If you plan on doing serious springtime fishing, go out and get yourself a 9-foot 6-weight. A 6-weight has more backbone and will allow you to cut through the wind and will better throw large nymph rigs and streamers. In order pick up and cast these rigs during hurricane force winds, you have got to use a 6-weight, at minimum.

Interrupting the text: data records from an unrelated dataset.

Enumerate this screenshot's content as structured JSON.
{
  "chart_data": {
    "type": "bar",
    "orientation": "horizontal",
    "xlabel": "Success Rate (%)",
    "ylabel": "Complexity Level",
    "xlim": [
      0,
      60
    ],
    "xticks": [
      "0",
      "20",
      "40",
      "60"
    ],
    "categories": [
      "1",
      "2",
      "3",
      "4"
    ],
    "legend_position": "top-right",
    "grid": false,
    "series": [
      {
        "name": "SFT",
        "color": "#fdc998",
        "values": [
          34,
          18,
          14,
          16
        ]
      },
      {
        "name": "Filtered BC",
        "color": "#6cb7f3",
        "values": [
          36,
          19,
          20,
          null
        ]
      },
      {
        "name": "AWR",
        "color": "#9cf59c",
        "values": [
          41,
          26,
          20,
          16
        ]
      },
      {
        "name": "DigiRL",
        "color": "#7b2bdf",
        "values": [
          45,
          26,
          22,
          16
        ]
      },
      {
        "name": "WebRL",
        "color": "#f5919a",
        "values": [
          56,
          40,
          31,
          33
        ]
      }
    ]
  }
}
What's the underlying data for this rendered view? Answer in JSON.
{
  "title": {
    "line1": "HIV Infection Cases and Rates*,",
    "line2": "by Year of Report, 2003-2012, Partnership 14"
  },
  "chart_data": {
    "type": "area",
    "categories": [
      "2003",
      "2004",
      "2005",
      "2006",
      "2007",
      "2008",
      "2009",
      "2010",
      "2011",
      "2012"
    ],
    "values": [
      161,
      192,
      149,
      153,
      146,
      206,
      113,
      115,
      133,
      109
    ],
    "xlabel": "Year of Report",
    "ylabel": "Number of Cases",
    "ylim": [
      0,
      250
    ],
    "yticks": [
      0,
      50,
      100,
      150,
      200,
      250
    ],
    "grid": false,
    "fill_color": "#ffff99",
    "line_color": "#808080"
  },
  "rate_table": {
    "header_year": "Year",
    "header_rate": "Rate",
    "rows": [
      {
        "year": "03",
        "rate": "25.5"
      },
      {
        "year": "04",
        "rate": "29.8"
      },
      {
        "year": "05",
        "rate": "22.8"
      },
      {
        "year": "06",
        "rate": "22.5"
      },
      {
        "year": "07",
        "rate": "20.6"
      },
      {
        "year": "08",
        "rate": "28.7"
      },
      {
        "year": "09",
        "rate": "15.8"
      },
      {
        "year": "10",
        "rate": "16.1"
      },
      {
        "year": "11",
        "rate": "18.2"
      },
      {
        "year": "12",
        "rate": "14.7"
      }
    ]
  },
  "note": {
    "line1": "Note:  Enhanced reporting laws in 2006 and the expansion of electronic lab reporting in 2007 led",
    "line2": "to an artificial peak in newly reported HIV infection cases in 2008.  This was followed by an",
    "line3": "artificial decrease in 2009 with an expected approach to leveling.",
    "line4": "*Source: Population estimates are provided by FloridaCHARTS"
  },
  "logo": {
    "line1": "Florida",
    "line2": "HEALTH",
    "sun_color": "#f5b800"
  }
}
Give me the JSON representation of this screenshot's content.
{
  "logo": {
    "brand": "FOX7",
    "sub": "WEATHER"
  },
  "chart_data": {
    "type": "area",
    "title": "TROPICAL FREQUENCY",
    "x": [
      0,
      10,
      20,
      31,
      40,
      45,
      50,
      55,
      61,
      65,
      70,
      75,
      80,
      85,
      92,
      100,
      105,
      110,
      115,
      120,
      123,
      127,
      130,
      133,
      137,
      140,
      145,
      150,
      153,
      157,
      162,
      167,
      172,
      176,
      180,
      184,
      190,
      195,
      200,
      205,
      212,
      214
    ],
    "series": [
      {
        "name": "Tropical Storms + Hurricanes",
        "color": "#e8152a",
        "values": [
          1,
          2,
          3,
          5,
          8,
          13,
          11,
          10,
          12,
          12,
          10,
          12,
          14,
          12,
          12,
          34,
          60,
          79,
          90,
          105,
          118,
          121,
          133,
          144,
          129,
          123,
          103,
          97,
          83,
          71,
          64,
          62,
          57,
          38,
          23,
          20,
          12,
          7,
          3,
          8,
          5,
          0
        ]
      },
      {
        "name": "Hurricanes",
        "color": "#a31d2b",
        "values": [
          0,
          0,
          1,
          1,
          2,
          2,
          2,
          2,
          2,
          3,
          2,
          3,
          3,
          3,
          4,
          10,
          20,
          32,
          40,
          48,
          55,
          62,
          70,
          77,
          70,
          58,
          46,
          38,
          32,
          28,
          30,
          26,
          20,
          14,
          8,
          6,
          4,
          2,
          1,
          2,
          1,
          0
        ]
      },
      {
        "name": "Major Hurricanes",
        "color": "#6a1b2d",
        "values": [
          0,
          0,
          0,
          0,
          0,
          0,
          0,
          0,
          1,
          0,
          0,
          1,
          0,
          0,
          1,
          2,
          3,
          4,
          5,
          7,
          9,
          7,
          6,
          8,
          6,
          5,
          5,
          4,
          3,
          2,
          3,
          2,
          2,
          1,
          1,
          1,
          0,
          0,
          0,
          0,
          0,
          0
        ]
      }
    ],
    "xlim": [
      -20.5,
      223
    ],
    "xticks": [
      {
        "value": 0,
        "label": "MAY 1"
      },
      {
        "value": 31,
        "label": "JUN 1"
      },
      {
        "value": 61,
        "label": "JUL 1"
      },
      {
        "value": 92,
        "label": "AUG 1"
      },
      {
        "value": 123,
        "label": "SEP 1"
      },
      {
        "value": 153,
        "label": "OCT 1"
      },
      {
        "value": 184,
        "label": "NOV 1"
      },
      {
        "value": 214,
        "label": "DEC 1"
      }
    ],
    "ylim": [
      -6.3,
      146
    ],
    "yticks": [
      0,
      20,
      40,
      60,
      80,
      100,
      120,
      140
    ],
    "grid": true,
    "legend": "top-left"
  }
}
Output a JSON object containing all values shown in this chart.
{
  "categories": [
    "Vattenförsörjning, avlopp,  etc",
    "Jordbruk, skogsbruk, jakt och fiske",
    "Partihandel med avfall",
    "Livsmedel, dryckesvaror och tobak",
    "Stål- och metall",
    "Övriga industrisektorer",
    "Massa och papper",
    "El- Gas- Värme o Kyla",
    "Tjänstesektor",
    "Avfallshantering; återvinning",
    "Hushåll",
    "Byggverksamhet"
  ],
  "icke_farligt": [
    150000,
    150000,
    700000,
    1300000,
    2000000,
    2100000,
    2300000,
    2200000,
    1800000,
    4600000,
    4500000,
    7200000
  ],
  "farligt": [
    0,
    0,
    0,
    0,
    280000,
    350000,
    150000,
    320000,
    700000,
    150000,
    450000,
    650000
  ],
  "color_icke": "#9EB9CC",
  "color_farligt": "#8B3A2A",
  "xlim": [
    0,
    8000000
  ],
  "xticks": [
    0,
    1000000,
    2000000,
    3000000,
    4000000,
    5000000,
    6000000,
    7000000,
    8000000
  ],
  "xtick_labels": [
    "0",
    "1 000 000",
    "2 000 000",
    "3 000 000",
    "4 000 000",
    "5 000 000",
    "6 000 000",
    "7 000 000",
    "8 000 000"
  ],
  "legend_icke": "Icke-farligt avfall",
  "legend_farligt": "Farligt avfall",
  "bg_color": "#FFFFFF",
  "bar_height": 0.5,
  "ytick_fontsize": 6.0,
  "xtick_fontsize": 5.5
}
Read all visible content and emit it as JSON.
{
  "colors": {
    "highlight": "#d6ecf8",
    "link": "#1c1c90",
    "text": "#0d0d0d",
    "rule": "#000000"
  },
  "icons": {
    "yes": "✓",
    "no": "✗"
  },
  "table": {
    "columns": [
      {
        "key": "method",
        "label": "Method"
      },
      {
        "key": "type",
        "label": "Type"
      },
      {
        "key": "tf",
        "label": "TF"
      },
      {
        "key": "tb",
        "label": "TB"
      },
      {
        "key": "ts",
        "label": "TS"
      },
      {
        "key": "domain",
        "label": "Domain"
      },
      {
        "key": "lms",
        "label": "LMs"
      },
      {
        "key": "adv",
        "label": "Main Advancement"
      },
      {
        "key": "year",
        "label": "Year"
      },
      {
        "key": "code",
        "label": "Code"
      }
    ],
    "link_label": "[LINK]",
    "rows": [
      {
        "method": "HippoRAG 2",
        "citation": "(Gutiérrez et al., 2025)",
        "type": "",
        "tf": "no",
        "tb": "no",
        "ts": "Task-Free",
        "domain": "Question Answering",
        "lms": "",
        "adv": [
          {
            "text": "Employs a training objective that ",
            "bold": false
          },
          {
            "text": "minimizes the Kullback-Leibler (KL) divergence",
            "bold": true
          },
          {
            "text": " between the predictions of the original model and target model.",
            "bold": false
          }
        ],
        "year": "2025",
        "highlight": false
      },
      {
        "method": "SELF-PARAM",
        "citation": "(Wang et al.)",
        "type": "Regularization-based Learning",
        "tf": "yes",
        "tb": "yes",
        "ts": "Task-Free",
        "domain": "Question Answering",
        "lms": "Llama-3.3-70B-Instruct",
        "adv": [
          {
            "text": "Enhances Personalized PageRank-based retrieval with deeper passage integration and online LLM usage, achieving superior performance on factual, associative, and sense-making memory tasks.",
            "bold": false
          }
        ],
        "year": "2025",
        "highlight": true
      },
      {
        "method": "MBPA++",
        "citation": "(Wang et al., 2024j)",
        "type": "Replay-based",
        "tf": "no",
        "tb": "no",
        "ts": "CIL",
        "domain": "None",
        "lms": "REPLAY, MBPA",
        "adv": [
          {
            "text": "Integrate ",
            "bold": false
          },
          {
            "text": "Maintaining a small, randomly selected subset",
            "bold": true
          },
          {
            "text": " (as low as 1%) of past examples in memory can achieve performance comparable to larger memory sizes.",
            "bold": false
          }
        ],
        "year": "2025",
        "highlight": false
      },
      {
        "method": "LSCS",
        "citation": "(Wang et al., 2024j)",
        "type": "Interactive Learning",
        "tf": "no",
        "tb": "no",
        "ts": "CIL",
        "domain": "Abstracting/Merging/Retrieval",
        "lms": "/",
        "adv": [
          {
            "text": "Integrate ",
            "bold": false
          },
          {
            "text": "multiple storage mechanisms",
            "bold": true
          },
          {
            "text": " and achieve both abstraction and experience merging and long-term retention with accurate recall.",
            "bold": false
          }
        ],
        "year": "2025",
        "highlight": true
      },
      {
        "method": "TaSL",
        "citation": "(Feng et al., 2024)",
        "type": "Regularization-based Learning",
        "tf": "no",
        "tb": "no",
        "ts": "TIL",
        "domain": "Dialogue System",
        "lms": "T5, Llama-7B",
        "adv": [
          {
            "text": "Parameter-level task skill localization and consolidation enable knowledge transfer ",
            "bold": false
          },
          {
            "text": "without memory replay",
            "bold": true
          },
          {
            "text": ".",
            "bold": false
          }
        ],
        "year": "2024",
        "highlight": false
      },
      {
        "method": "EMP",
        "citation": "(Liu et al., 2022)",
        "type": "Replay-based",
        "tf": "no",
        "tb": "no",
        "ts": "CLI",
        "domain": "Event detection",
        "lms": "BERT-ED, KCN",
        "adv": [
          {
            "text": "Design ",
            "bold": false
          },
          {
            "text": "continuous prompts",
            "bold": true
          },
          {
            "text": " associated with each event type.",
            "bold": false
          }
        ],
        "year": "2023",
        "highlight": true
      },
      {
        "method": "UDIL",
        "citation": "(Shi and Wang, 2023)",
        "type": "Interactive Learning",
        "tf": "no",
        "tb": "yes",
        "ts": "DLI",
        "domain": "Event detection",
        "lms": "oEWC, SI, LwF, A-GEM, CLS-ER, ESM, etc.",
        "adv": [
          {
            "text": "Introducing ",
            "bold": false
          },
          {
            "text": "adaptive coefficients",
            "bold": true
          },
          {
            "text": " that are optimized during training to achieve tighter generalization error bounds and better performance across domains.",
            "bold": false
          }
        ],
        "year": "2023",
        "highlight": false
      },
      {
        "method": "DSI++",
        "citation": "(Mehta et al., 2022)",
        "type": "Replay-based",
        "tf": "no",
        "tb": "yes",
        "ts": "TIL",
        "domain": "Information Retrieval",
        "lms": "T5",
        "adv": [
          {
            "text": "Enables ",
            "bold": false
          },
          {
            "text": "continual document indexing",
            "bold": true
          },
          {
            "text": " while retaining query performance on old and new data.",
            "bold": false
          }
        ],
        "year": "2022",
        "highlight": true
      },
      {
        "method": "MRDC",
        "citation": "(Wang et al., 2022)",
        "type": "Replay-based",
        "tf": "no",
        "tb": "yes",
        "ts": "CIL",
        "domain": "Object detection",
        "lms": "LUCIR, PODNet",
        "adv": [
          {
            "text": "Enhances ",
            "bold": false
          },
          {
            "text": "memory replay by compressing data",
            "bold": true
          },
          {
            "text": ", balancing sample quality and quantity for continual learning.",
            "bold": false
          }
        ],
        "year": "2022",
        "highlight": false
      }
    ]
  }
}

What kind of 6-weight is best, you ask? I prefer using a fast-action saltwater 6-weight, which I overload with a 7-weight line. The heavyweight line helps to load the rod a lot quicker, which is essential in the wind because you don’t want your flies flying through the air too long. If the saltwater rod is too much for you, a fast-action freshwater model will work just fine. However, 9 feet is the minimum length I would use in the wind. Here on the Madison, some folks like using 9.5-foot rods because the river is so wide. The extra 6 inches allows an angler to cast a little farther, and such rods also seem to have more of a backbone than a 9-foot rod. For those who don’t think size matters, I’m here to tell you that it does.
To have success in windy conditions, you must also use the right fly line. Paired with a 6-weight rod, the Orvis Hydros Bankshot line is a solid choice for better casting in the wind. Another great choice is an Orvis Hydros Power Taper. Both of these lines feature a large front taper that allows for quick loading and easy casting with large nymph or streamer rigs. Leaders aren’t as important as fly line both, but there are a few tricks to keep in mind while setting up your rig. In the wind, I always like to use a heavier leader, such as 0X-2X. The bigger leader seems to cut through the wind easier than a smaller, thinner leader. On top of that, spring fishing isn’t nearly as technical and fish are less leader shy, so it only makes sense to use a thicker leader. Who wants to fish 4x when you get the same results from 1x or 2x?
Luke Lowery is the manager of The Tackle Shop, in Ennis, Montana.